Multiple decomposition pathways for the oxenium ion precursor O-(4-(4'-methylphenyl)phenyl)-N-methanesulfonylhydroxylamine.

Although O-arylhydroxylamine derivatives have been claimed to be sources of oxenium ions in a large number of studies, it is not clear that the products of these reactions are due to oxenium ions. Previously, we had shown through azide trapping studies that the quinol ester 2a and the title compound 3a generate the oxenium ion 1a. The ester 2a exclusively generates 1a in water and is also a photoprecursor of 1a in water. This is not true of 3a. The oxenium ion pathway accounts for a significant fraction of the reaction of 3a under neutral and acidic pH conditions, but there are three other pathways that account for hydrolysis of 3a.
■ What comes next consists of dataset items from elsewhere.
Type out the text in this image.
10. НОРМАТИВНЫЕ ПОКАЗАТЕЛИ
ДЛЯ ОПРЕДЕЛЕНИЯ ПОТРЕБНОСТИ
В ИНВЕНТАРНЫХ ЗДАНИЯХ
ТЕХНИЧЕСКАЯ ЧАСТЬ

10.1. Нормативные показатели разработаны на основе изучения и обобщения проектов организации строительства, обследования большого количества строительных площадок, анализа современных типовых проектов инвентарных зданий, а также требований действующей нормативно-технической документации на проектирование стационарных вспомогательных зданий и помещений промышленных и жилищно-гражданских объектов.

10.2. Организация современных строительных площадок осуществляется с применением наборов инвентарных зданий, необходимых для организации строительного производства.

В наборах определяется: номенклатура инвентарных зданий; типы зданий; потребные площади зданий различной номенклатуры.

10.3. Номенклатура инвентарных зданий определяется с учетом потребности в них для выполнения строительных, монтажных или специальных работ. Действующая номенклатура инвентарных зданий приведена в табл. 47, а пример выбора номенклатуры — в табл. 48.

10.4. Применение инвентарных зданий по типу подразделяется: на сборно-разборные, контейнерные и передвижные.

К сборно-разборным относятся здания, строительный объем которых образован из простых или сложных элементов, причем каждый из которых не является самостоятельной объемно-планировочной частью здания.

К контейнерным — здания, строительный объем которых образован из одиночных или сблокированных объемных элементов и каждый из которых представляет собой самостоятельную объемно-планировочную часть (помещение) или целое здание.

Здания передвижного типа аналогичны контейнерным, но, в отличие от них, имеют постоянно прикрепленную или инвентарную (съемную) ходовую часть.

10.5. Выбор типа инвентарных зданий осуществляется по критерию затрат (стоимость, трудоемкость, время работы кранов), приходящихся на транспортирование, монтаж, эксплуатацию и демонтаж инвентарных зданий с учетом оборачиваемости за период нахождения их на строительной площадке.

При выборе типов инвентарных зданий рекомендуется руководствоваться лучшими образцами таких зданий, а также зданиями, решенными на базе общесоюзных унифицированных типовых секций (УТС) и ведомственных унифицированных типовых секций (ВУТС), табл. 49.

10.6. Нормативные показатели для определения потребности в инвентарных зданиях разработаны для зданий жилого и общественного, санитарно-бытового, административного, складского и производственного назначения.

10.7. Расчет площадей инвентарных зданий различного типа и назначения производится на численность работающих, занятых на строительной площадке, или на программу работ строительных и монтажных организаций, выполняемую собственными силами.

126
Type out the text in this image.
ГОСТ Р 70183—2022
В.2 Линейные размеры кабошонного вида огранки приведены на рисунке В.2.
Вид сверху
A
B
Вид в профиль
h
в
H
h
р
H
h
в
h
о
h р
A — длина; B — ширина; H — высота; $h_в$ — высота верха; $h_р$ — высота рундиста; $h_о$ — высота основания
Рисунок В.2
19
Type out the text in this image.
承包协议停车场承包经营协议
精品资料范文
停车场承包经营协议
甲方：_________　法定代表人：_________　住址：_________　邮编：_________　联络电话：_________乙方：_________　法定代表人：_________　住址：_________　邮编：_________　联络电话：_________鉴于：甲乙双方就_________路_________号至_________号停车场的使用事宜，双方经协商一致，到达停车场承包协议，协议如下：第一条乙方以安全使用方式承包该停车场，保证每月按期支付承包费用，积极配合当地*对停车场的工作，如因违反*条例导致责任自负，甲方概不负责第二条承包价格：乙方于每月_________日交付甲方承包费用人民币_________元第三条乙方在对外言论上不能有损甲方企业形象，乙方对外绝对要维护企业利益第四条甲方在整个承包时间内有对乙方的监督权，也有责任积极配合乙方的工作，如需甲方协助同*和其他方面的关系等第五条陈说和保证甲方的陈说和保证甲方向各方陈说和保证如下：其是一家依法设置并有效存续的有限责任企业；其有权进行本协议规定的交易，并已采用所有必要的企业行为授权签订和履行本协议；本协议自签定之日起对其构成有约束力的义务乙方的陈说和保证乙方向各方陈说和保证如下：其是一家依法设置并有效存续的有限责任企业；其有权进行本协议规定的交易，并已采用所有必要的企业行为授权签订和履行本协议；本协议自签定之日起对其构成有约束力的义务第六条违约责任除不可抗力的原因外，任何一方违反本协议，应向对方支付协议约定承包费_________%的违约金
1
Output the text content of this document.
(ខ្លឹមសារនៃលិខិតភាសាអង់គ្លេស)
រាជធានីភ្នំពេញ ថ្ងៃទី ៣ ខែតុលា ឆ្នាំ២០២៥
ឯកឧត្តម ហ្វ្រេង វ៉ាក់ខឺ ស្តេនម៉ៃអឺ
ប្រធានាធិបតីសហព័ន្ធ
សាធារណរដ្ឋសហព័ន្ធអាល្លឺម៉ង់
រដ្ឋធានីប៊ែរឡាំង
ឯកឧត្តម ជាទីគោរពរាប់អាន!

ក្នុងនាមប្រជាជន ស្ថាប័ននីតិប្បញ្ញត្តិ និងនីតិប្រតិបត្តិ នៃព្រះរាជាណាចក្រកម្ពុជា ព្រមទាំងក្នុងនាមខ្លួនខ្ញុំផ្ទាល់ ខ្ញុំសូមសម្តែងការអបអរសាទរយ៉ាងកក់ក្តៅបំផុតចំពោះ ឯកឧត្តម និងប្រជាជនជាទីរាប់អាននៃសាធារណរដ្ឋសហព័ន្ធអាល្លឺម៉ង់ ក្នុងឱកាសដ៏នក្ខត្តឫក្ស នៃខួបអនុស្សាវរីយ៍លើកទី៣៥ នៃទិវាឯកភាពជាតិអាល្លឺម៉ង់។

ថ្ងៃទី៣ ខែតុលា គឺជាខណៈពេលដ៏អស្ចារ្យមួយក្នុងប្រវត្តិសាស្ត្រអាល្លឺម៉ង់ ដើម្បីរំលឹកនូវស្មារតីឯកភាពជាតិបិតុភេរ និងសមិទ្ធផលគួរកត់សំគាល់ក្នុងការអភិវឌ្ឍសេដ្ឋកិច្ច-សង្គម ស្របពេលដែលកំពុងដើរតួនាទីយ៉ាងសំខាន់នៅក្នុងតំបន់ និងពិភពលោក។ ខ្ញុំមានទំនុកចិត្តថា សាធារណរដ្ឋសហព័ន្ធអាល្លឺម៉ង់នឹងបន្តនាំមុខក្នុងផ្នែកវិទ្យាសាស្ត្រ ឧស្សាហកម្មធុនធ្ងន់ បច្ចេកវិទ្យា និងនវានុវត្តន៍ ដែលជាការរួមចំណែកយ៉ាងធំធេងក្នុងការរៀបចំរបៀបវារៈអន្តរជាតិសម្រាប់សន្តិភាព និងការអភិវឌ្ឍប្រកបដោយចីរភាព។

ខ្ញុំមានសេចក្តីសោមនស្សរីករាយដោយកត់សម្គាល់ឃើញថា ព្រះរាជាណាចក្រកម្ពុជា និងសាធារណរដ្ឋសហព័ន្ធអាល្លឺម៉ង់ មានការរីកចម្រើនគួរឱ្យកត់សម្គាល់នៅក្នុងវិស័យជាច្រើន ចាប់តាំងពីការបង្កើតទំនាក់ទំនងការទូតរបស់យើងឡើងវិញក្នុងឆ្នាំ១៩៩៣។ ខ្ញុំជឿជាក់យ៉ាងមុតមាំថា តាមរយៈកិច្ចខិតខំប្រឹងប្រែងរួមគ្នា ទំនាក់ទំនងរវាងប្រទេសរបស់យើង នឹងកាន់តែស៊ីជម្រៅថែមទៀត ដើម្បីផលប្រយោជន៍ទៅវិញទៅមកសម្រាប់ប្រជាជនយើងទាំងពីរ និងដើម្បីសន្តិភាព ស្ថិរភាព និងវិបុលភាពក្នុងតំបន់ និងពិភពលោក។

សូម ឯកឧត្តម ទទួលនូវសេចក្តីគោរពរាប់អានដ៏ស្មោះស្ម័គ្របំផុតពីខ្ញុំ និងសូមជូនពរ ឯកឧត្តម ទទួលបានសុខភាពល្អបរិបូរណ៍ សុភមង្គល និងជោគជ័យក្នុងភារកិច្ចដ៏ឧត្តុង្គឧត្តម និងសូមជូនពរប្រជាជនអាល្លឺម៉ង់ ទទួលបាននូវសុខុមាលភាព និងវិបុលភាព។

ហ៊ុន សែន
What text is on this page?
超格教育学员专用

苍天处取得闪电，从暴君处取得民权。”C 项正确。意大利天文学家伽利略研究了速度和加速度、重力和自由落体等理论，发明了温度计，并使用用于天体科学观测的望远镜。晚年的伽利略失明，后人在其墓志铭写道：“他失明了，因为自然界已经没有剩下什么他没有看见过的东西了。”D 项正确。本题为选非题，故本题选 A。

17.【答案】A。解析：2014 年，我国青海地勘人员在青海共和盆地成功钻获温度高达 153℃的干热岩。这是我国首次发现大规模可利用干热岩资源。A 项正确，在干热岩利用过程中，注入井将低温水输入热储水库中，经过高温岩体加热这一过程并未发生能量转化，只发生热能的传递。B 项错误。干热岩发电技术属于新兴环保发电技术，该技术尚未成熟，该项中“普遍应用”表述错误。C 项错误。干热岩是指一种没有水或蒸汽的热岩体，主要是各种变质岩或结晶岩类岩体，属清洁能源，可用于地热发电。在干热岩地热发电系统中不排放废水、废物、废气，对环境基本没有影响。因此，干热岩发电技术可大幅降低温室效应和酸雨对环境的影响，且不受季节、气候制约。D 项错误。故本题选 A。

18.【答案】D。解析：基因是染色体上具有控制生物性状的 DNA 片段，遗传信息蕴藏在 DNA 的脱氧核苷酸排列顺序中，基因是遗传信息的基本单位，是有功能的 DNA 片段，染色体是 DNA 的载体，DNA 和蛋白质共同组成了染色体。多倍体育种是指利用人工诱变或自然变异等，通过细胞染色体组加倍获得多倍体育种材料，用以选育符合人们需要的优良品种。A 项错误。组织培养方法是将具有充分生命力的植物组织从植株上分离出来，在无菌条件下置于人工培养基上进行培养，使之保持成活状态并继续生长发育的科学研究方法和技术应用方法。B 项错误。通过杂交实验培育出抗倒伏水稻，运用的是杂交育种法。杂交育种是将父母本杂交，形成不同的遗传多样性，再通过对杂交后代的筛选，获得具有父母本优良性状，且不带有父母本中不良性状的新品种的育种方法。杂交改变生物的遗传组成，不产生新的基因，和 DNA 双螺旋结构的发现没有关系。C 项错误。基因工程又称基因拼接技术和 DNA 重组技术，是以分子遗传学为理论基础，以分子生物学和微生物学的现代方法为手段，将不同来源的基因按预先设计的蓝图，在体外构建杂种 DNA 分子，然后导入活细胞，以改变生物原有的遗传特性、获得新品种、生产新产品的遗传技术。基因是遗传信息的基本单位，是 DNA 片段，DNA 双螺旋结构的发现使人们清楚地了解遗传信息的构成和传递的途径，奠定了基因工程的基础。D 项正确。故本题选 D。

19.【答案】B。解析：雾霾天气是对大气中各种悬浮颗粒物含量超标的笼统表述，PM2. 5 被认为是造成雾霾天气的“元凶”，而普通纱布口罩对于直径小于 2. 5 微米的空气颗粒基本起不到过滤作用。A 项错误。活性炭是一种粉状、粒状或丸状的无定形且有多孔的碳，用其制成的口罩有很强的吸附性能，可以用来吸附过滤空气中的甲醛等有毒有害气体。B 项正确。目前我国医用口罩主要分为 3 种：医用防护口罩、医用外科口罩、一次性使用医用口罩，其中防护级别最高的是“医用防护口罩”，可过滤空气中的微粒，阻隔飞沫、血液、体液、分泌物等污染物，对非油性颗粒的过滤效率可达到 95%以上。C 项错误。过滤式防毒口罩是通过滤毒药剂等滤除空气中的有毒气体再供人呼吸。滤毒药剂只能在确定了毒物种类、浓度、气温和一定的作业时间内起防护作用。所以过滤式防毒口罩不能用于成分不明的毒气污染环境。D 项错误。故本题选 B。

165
Both 3a and its conjugate base 3a(-) are present in aqueous solution under mild pH conditions. In addition to the oxenium ion product 4a, two other significant products are generated: the phenol 6a and the rearrangement product 8a. Both 4a and 8a are generated exclusively from 3a, whereas 6a is generated from both 3a and 3a(-). Azide trapping studies show that 6a and 8a are not generated from the oxenium ion. The phenol 6a is generated by two paths, one involving an apparent radical intermediate 7a and the other through a stepwise alpha-elimination pathway through 3a(-). The rearrangement product 8a is generated either through a concerted rearrangement or via an ion-pair rearrangement. Photolysis of 3a does not generate 1a. The only products of photolysis of 3a in water are 6a (major) and 8a (minor). The weak O-N bond of 3a is susceptible to homolysis under photolysis conditions, and the radical 7a is observed after laser flash photolysis of 3a. The cation 1a that is observed during laser flash photolysis experiments on 2a cannot be detected during similar experiments on 3a. These results suggest that the previous attribution of oxenium ions as the source of the decomposition products of other O-arylhydroxylamine derivatives in aromatic solvents via thermolysis or acid-catalyzed decomposition may not be correct.